The Philadelphia judges gave great weight to the fact that Congress never has taken a step to remove a comptroller general. In the Supreme Court argument, Lois G. Williams, one of the lawyers arguing that Gramm-Rudman-Hollings is unconstitutional, pointed to the same fact as evidence that the comptroller general is so subservient to Congress that the men who have filled the job all have been careful not to anger any of the lawmakers.

In other cases, courts ruled that:

*Banks can't challenge an approval given a new credit union. Six of the biggest banks in North Carolina went into court to stop the go-ahead given by the National Credit Union Administration to a new financial cooperative that would be open to any employe of a local government within the state.

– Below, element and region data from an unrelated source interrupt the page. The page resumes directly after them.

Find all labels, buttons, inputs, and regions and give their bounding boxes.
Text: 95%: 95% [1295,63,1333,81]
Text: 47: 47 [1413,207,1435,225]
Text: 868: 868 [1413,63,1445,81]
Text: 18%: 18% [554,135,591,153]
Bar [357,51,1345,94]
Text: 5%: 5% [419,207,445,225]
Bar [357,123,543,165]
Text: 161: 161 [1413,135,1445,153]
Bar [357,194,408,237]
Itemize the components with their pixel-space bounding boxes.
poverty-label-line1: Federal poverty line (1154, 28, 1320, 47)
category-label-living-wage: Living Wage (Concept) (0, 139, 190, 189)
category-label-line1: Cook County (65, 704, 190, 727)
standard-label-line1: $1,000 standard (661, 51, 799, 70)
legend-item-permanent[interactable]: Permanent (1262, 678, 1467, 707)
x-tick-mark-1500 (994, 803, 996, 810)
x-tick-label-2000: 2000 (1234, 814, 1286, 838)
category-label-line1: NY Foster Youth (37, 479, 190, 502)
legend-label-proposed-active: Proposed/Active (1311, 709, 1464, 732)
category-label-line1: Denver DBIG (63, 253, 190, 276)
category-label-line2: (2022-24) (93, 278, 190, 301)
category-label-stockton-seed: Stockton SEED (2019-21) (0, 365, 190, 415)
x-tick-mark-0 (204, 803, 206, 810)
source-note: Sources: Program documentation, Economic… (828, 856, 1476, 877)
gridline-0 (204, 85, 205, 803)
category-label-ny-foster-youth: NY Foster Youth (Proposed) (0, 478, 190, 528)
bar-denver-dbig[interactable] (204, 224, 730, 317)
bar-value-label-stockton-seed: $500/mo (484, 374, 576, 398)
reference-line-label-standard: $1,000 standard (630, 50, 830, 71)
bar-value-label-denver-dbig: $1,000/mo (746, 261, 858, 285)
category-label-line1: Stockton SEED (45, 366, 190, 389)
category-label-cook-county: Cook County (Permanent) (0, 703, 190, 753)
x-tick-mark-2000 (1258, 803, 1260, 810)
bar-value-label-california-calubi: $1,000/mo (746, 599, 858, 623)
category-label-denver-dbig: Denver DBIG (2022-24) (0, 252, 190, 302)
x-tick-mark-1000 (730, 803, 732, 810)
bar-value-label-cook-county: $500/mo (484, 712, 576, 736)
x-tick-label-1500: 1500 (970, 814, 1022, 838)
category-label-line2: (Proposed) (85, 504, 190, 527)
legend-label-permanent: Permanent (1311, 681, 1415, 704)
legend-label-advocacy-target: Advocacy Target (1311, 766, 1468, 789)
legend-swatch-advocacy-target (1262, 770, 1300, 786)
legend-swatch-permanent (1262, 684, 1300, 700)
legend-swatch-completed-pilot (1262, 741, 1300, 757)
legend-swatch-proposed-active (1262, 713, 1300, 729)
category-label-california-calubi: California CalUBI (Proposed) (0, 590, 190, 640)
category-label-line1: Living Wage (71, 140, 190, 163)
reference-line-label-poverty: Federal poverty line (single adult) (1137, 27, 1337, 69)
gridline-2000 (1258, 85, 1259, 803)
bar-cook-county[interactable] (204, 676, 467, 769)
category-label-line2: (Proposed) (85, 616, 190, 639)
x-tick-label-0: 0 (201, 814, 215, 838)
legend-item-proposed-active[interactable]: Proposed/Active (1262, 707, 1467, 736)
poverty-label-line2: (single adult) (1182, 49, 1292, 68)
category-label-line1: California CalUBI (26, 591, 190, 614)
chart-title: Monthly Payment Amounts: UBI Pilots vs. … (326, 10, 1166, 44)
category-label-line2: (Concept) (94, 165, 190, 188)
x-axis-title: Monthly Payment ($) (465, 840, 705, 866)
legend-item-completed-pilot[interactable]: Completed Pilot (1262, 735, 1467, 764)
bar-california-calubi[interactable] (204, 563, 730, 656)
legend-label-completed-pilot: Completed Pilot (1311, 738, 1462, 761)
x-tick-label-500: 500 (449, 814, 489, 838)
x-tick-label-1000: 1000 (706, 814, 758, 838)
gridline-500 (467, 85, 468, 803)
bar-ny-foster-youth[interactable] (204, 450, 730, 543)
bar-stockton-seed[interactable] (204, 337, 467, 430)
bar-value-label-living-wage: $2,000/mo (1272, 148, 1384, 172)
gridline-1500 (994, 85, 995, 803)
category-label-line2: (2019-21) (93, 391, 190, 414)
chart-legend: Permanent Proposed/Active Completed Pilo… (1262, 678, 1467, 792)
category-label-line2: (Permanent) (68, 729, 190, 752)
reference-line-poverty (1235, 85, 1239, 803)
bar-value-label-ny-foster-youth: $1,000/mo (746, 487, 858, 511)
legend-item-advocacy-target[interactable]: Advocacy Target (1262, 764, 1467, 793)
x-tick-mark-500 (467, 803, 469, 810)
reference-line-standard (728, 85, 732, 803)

Members of a credit union are supposed to have a common bond, the banks said, and the new institution's membership requirements were far too loose. But the U.S. Court of Appeals in Richmond reasoned that the banks were simply out to protect their own turf from new competition, and so were not the proper plaintiffs to bring a case arguing that the credit union rules will not ensure a cohesive operation. (Branch Bank v. NCUA, March 18)

*A government cannot force apartment building owners to make cable television available to tenants. The Florida Supreme Court struck down a law giving tenants the right to demand cable television by declaring that it deprived building owners some property rights without compensating them for the intrusion.

The U.S. Supreme Court four years ago used similar reasoning to throw out a New York State law requiring apartment buildings to be wired for cable, but the Florida cable interests had argued that their case was different because the law was meant to help tenants, not cable companies, and pertained only if a tenant demanded cable service. (Storer Cable v. Summerwinds, March 13)

*Political patronage is fine. The U.S. Supreme Court, in decisions handed down in 1976 and 1980, said that, even in local governments without formal civil service protection, newly elected officials cannot sweep out employes who have supported the opposing party. A political litmus test is constitutional only for key jobs in which party loyalty is "an appropriate requirement for effective performance."

A new ruling from the U.S. Court of Appeals in Cincinnati, however, focused not on firings but on hirings. It is okay for public officials to consider only applicants who are referred by friends and allies, the decision said, even if that means members of the out party are not likely to be hired. Elected officials may well function better if they hire people they knew of through such informal political networks, the judges explained. (Avery v. Jennings, March 20).